Réponse à l’objection N°3 : Le péché de malice, quand il provient de l’inclination de l’habitude n’est pas un péché spécial, mais une condition générale du péché. Mais quand il provient spécialement du mépris des effets que l’Esprit-Saint produit en nous, c’est un péché d’une espèce particulière. C’est en ce sens que le péché contre l’Esprit-Saint est un genre spécial de péché, et il en est de même suivant la première interprétation que nous avons donnée. D’après la seconde, ce n’est pas un genre spécial de péché, car l’impénitence finale peut être une circonstance d’un genre de péché quelconque.
Mais c’est le contraire. Le Maître des sentences dit (liv. 2, dist. 43) que celui qui pèche contre l’Esprit-Saint c’est celui qui aime la malice pour elle-même ; ce qui revient au même que pécher avec une malice affectée. II semble donc que le péché par malice soit le péché contre l’Esprit-Saint.

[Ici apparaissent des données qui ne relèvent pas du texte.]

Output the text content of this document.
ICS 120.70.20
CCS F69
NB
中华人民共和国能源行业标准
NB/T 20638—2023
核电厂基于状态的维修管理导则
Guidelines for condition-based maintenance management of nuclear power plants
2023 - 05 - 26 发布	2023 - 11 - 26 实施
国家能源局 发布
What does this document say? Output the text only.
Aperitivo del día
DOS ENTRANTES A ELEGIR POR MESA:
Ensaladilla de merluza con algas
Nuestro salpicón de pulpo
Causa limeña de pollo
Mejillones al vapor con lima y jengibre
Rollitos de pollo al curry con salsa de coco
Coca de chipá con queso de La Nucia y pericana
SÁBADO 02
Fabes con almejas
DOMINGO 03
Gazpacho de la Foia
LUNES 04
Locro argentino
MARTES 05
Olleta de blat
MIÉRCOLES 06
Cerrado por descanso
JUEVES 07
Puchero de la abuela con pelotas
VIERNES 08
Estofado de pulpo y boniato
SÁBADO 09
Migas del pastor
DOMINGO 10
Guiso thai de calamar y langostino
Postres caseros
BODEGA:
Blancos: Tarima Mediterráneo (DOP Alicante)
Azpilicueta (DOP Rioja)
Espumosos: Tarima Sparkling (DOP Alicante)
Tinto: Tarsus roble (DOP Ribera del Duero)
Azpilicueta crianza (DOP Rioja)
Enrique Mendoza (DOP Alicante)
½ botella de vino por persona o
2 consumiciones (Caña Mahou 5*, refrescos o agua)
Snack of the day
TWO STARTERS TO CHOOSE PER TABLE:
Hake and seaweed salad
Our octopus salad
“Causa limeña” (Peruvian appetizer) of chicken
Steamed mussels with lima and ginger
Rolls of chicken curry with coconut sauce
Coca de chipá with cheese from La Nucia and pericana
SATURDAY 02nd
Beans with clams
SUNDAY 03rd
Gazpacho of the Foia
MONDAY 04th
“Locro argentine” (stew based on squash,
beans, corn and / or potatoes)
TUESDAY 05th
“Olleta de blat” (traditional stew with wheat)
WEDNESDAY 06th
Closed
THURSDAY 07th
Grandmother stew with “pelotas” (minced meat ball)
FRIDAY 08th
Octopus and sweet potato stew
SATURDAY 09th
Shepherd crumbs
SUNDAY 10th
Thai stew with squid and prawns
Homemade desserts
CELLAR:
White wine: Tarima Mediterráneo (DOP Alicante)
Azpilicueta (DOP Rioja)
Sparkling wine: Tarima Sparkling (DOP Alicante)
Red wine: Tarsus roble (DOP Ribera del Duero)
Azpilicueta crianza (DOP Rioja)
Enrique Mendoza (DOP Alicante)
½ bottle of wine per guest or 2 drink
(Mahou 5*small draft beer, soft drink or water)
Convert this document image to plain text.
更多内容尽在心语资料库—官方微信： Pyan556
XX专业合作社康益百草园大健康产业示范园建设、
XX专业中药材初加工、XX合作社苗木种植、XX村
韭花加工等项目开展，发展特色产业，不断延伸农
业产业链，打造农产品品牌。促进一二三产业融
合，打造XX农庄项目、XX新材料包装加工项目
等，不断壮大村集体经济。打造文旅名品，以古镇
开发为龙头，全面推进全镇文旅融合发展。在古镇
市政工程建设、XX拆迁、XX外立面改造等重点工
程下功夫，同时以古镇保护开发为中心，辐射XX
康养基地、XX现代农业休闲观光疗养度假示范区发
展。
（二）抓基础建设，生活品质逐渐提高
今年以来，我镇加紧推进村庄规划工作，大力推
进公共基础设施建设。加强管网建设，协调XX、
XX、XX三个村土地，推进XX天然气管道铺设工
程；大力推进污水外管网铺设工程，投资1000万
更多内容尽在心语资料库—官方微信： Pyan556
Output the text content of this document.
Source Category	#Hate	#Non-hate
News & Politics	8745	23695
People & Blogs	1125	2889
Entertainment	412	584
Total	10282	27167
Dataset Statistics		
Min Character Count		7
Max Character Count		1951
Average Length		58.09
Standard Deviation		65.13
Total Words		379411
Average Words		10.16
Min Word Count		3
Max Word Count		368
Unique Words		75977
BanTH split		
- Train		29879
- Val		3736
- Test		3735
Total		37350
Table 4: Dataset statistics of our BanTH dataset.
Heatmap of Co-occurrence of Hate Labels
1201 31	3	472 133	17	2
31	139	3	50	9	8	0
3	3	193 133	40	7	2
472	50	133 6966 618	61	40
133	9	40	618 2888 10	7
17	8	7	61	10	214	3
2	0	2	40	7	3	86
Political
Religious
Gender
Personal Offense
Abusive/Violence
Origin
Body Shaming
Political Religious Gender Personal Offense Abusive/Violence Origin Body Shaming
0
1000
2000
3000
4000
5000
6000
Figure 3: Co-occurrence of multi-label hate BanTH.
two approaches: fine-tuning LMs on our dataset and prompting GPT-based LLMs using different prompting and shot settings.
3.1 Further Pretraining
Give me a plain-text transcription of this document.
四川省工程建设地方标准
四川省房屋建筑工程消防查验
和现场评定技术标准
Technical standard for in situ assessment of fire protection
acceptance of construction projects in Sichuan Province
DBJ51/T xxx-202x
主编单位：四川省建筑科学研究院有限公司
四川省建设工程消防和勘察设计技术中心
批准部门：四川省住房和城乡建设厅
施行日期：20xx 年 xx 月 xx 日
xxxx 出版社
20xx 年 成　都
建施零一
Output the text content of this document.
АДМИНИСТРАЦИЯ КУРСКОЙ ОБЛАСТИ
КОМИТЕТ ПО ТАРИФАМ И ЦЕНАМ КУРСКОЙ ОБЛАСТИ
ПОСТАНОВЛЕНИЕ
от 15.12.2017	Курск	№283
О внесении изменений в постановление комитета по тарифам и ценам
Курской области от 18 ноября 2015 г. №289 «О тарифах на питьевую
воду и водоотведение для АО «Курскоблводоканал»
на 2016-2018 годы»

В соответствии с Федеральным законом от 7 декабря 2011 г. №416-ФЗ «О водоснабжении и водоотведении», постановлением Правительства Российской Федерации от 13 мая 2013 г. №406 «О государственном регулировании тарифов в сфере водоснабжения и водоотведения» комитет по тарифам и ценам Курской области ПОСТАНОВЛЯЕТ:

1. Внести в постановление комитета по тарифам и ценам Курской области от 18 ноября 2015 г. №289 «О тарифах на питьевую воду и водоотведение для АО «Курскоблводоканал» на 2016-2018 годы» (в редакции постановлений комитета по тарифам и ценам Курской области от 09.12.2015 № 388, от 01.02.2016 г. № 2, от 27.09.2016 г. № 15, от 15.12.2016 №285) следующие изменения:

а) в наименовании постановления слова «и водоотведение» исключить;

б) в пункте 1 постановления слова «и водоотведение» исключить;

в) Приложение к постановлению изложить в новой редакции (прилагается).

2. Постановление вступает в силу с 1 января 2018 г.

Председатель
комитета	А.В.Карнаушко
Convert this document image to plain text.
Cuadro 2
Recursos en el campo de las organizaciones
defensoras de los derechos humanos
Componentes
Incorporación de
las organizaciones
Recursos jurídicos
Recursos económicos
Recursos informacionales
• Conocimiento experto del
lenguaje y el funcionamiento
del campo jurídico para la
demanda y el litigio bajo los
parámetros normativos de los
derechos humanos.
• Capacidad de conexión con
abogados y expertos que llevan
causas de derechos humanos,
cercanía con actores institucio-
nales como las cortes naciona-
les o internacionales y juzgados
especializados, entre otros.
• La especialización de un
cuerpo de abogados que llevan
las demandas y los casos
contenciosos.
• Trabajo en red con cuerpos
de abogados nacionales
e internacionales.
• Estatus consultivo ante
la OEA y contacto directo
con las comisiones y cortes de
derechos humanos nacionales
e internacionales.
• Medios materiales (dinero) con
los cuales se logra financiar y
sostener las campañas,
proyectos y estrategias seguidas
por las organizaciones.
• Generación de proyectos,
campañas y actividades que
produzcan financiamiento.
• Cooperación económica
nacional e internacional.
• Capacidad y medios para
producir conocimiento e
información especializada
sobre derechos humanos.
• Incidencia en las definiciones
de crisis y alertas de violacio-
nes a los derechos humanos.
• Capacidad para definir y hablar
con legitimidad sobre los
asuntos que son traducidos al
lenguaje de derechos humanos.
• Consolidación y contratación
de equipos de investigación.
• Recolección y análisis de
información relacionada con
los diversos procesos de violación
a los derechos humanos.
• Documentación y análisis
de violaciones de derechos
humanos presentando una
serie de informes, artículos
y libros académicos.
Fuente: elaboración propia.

Conclusion. — Celui qui pèche contre l’Esprit-Saint, ce n’est pas seulement celui qui fait un blasphème contre les trois personnes divines ou contre la troisième personne de la Trinité, ou qui persévère dans le péché mortel jusqu’à la mort, mais c’est celui qui pèche avec une malice affectée en choisissant le mal, ou en empêchant et en repoussant loin de lui tout ce qui pourrait le retirer du péché.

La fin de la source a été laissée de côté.